I need ID to = a variable.  If option 1 is chosen then show AGE for ID = 1 but if option 2 is chosen then show AGE for ID = 2...

[WebStyles]

replace 1 with variable.

 

$q = mysql_query("SELECT * FROM table WHERE `ID` = '$variableName'") or die(mysql_error());
$r = mysql_fetch_assoc($result) or die(mysql_error());
echo $r['AGE'];

[Muddy_Funster]

personal habit.

I always use backticks around field names, and always enclose the values in single quotes.

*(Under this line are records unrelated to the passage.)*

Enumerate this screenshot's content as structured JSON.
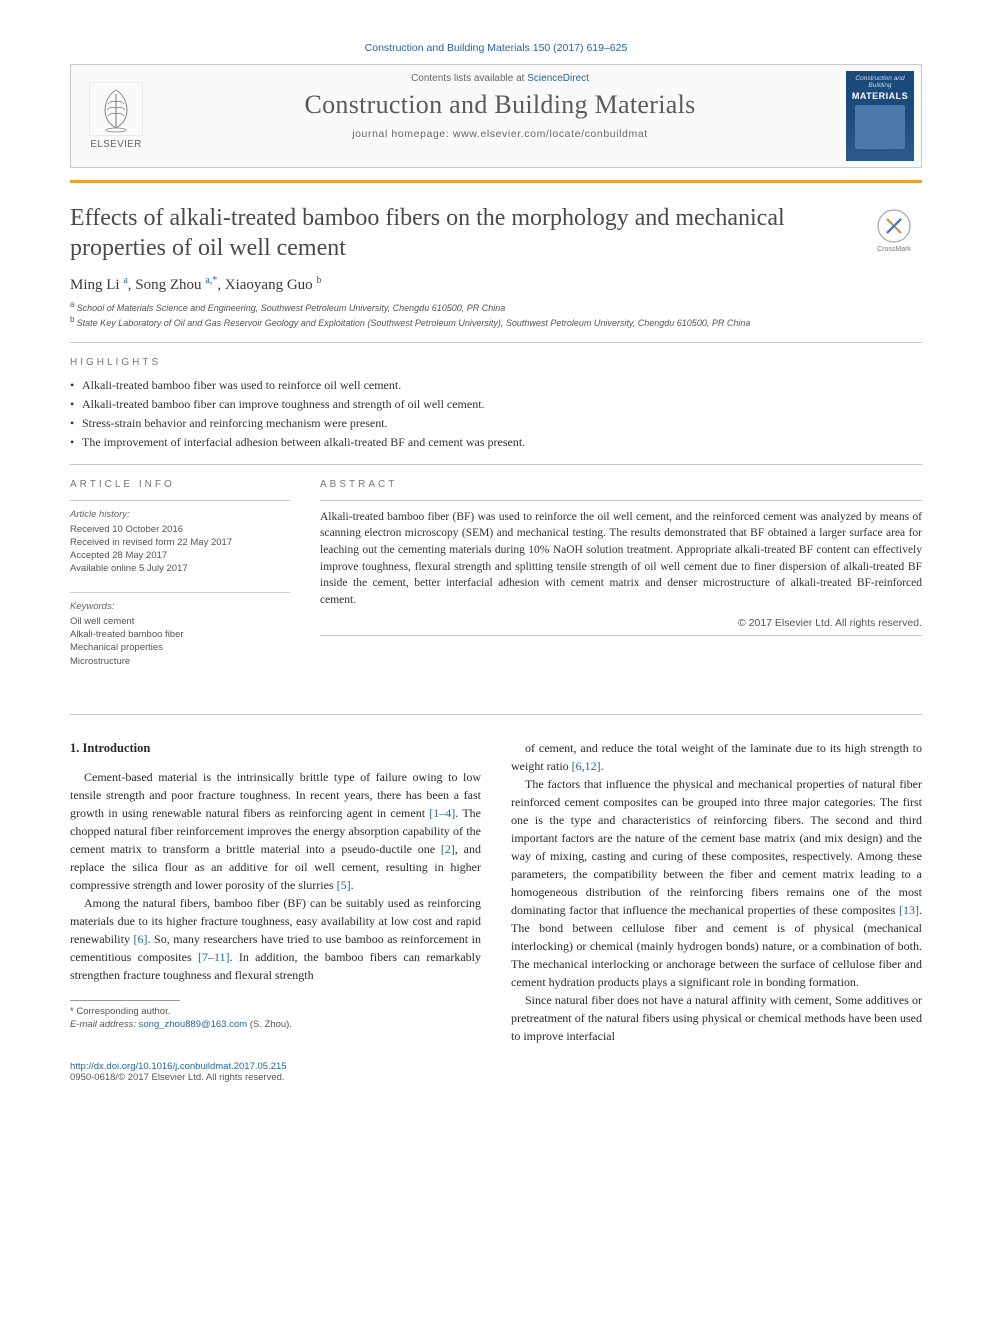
{
  "citation_header": "Construction and Building Materials 150 (2017) 619–625",
  "header": {
    "contents_prefix": "Contents lists available at ",
    "contents_link": "ScienceDirect",
    "journal": "Construction and Building Materials",
    "homepage_prefix": "journal homepage: ",
    "homepage_url": "www.elsevier.com/locate/conbuildmat",
    "publisher": "ELSEVIER",
    "cover_title": "Construction and Building",
    "cover_sub": "MATERIALS"
  },
  "article": {
    "title": "Effects of alkali-treated bamboo fibers on the morphology and mechanical properties of oil well cement",
    "crossmark": "CrossMark",
    "authors_html": "Ming Li ᵃ, Song Zhou ᵃ·*, Xiaoyang Guo ᵇ",
    "authors": [
      {
        "name": "Ming Li",
        "sup": "a"
      },
      {
        "name": "Song Zhou",
        "sup": "a,*"
      },
      {
        "name": "Xiaoyang Guo",
        "sup": "b"
      }
    ],
    "affiliations": [
      {
        "sup": "a",
        "text": "School of Materials Science and Engineering, Southwest Petroleum University, Chengdu 610500, PR China"
      },
      {
        "sup": "b",
        "text": "State Key Laboratory of Oil and Gas Reservoir Geology and Exploitation (Southwest Petroleum University), Southwest Petroleum University, Chengdu 610500, PR China"
      }
    ]
  },
  "highlights": {
    "label": "HIGHLIGHTS",
    "items": [
      "Alkali-treated bamboo fiber was used to reinforce oil well cement.",
      "Alkali-treated bamboo fiber can improve toughness and strength of oil well cement.",
      "Stress-strain behavior and reinforcing mechanism were present.",
      "The improvement of interfacial adhesion between alkali-treated BF and cement was present."
    ]
  },
  "article_info": {
    "label": "ARTICLE INFO",
    "history_label": "Article history:",
    "history": [
      "Received 10 October 2016",
      "Received in revised form 22 May 2017",
      "Accepted 28 May 2017",
      "Available online 5 July 2017"
    ],
    "keywords_label": "Keywords:",
    "keywords": [
      "Oil well cement",
      "Alkali-treated bamboo fiber",
      "Mechanical properties",
      "Microstructure"
    ]
  },
  "abstract": {
    "label": "ABSTRACT",
    "text": "Alkali-treated bamboo fiber (BF) was used to reinforce the oil well cement, and the reinforced cement was analyzed by means of scanning electron microscopy (SEM) and mechanical testing. The results demonstrated that BF obtained a larger surface area for leaching out the cementing materials during 10% NaOH solution treatment. Appropriate alkali-treated BF content can effectively improve toughness, flexural strength and splitting tensile strength of oil well cement due to finer dispersion of alkali-treated BF inside the cement, better interfacial adhesion with cement matrix and denser microstructure of alkali-treated BF-reinforced cement.",
    "copyright": "© 2017 Elsevier Ltd. All rights reserved."
  },
  "body": {
    "section_heading": "1. Introduction",
    "col1": [
      "Cement-based material is the intrinsically brittle type of failure owing to low tensile strength and poor fracture toughness. In recent years, there has been a fast growth in using renewable natural fibers as reinforcing agent in cement [1–4]. The chopped natural fiber reinforcement improves the energy absorption capability of the cement matrix to transform a brittle material into a pseudo-ductile one [2], and replace the silica flour as an additive for oil well cement, resulting in higher compressive strength and lower porosity of the slurries [5].",
      "Among the natural fibers, bamboo fiber (BF) can be suitably used as reinforcing materials due to its higher fracture toughness, easy availability at low cost and rapid renewability [6]. So, many researchers have tried to use bamboo as reinforcement in cementitious composites [7–11]. In addition, the bamboo fibers can remarkably strengthen fracture toughness and flexural strength"
    ],
    "col2": [
      "of cement, and reduce the total weight of the laminate due to its high strength to weight ratio [6,12].",
      "The factors that influence the physical and mechanical properties of natural fiber reinforced cement composites can be grouped into three major categories. The first one is the type and characteristics of reinforcing fibers. The second and third important factors are the nature of the cement base matrix (and mix design) and the way of mixing, casting and curing of these composites, respectively. Among these parameters, the compatibility between the fiber and cement matrix leading to a homogeneous distribution of the reinforcing fibers remains one of the most dominating factor that influence the mechanical properties of these composites [13]. The bond between cellulose fiber and cement is of physical (mechanical interlocking) or chemical (mainly hydrogen bonds) nature, or a combination of both. The mechanical interlocking or anchorage between the surface of cellulose fiber and cement hydration products plays a significant role in bonding formation.",
      "Since natural fiber does not have a natural affinity with cement, Some additives or pretreatment of the natural fibers using physical or chemical methods have been used to improve interfacial"
    ]
  },
  "footnote": {
    "corr_label": "* Corresponding author.",
    "email_label": "E-mail address: ",
    "email": "song_zhou889@163.com",
    "email_suffix": " (S. Zhou)."
  },
  "footer": {
    "doi": "http://dx.doi.org/10.1016/j.conbuildmat.2017.05.215",
    "issn_line": "0950-0618/© 2017 Elsevier Ltd. All rights reserved."
  },
  "colors": {
    "link": "#2a6496",
    "orange_rule": "#e8a23a",
    "text": "#2a2a2a",
    "muted": "#666666",
    "border": "#c9c9c9",
    "cover_bg": "#1a4a7a"
  },
  "typography": {
    "title_fontsize": 24,
    "journal_fontsize": 26,
    "body_fontsize": 12,
    "abstract_fontsize": 11.5,
    "info_fontsize": 9.5,
    "section_label_letterspacing": 3
  }
}
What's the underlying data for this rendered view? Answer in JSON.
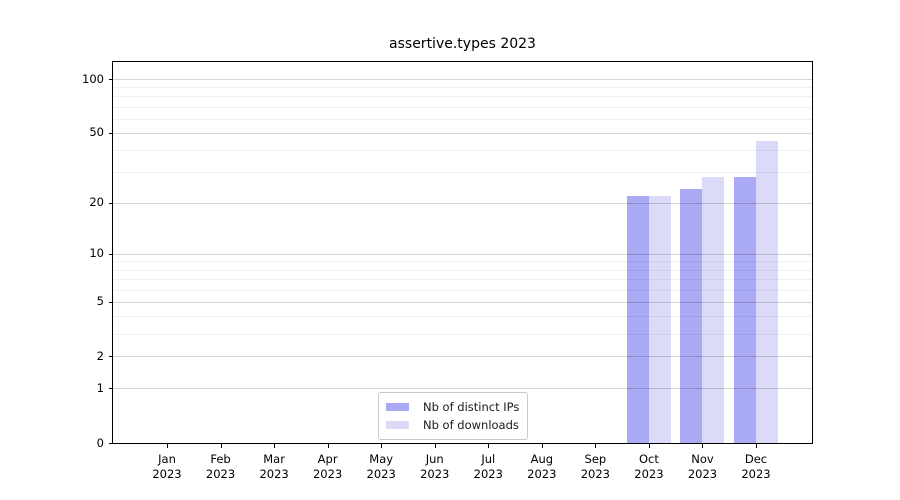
{
  "page": {
    "background": "#ffffff"
  },
  "chart_data": {
    "type": "bar",
    "title": "assertive.types 2023",
    "x_tick_months": [
      "Jan",
      "Feb",
      "Mar",
      "Apr",
      "May",
      "Jun",
      "Jul",
      "Aug",
      "Sep",
      "Oct",
      "Nov",
      "Dec"
    ],
    "x_tick_year": "2023",
    "categories": [
      "Jan 2023",
      "Feb 2023",
      "Mar 2023",
      "Apr 2023",
      "May 2023",
      "Jun 2023",
      "Jul 2023",
      "Aug 2023",
      "Sep 2023",
      "Oct 2023",
      "Nov 2023",
      "Dec 2023"
    ],
    "series": [
      {
        "name": "Nb of distinct IPs",
        "color": "#a9a9f4",
        "values": [
          0,
          0,
          0,
          0,
          0,
          0,
          0,
          0,
          0,
          22,
          24,
          28
        ]
      },
      {
        "name": "Nb of downloads",
        "color": "#dbdbf9",
        "values": [
          0,
          0,
          0,
          0,
          0,
          0,
          0,
          0,
          0,
          22,
          28,
          45
        ]
      }
    ],
    "y_scale": "log1p",
    "y_ticks": [
      0,
      1,
      2,
      5,
      10,
      20,
      50,
      100
    ],
    "y_minor_gridlines": [
      3,
      4,
      6,
      7,
      8,
      9,
      30,
      40,
      60,
      70,
      80,
      90
    ],
    "ylim": [
      0,
      125
    ],
    "xlabel": "",
    "ylabel": "",
    "grid": true,
    "legend": {
      "position": "lower center",
      "entries": [
        "Nb of distinct IPs",
        "Nb of downloads"
      ]
    }
  },
  "colors": {
    "bar_ips": "#a9a9f4",
    "bar_downloads": "#dbdbf9",
    "axis": "#000000",
    "grid_major": "#d6d6d6",
    "grid_minor": "#efefef",
    "legend_border": "#c9c9c9"
  }
}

Always using quotes around values will meen that you can not ever use integer values then as wraping a value within quotes in SQL tells it it's a string.

[WebStyles]

really? so if ID field in database is an int, you think

SELECT * from `tableName` where `id` = '1'

doesn't work?

[dfalkowitz]

What would the variable be?

 

$row['ID'] or $_GET['ID']

[WebStyles]

the variable depends on how you're passing it over from the previous page:

 

$variableName = $_GET['variableName'];

$variableName = $_POST['variableName'];

[WebStyles]

relative to the personal message you sent me with your code:

 

at a (very) quick glance, your form does not have an action or method.

instead of just

<form>

use something like:

<form action="pageThatProcessesForm.php" method="get">

method can also be "post".

[dfalkowitz]

I still get same errror:

 

Notice: Undefined index: id in C:\xampp\htdocs\php_test\test.php on line 11  (which is $variableName = $_POST['ID']

 

Warning: mysql_fetch_array() expects parameter 1 to be resource, boolean given in C:\xampp\htdocs\php_test\test.php on line 14  (which is  - while ($row = mysql_fetch_array($result)))

[premiso]

dfalkowitz, post your form HTML code. As we cannot be of further assistance without seeing how that is setup.

[WebStyles]

premiso, he sent it to me in a personal message (don't know why)

 

here it is:

<html>
<head>
<script type="text/javascript">
function showUser(str)
{
if (str=="")
{
document.getElementById("txtHint").innerHTML="";
return;
}
if (window.XMLHttpRequest)
{// code for IE7+, Firefox, Chrome, Opera, Safari
xmlhttp=new XMLHttpRequest();
}
else
{// code for IE6, IE5
xmlhttp=new ActiveXObject("Microsoft.XMLHTTP");
}
xmlhttp.onreadystatechange=function()
{
if (xmlhttp.readyState==4 && xmlhttp.status==200)
   {
   document.getElementById("txtHint").innerHTML=xmlhttp.responseText;
   }
}
xmlhttp.open("GET","test.php?q="+str,true);
xmlhttp.send();
}
</script>
</head>
<body>

<form>
<select name="users">
<option value="">Select ID:</option>
<option value="1">1</option>
<option value="2">2</option>
</select>
<input name="test" type="button" value="submit" onClick="showUser(this.value)">
<input name="test" type="text" id="txthint" size="50">
</form>
<br />
<div id="txtHint"><b>Age info will be listed here.</b></div>

</body>
</html>

 

[dfalkowitz]

test.php  below

 

 

<?php

$dbhost = "localhost";

$dbuser = "test";

$dbpass = "test";

$dbname = "php_test";

//Connect to MySQL Server

mysql_connect($dbhost, $dbuser, $dbpass);

//Select Database

mysql_select_db($dbname) or die(mysql_error());

 

$variableName = $_GET['ID'];

$result = mysql_query("SELECT * FROM test WHERE id = $variableName");

 

while ($row = mysql_fetch_array($result))

  {

  echo $row['AGE'];

  echo "<br />";

  }

 

?>

[premiso]

$variableName = $_GET['ID'];

 

This should correspond with the name of your "users" select.

 

$variableName = $_GET['users'];

 

Since you named it 'users' you use users. If you want it to be ID, change the select box name to be ID.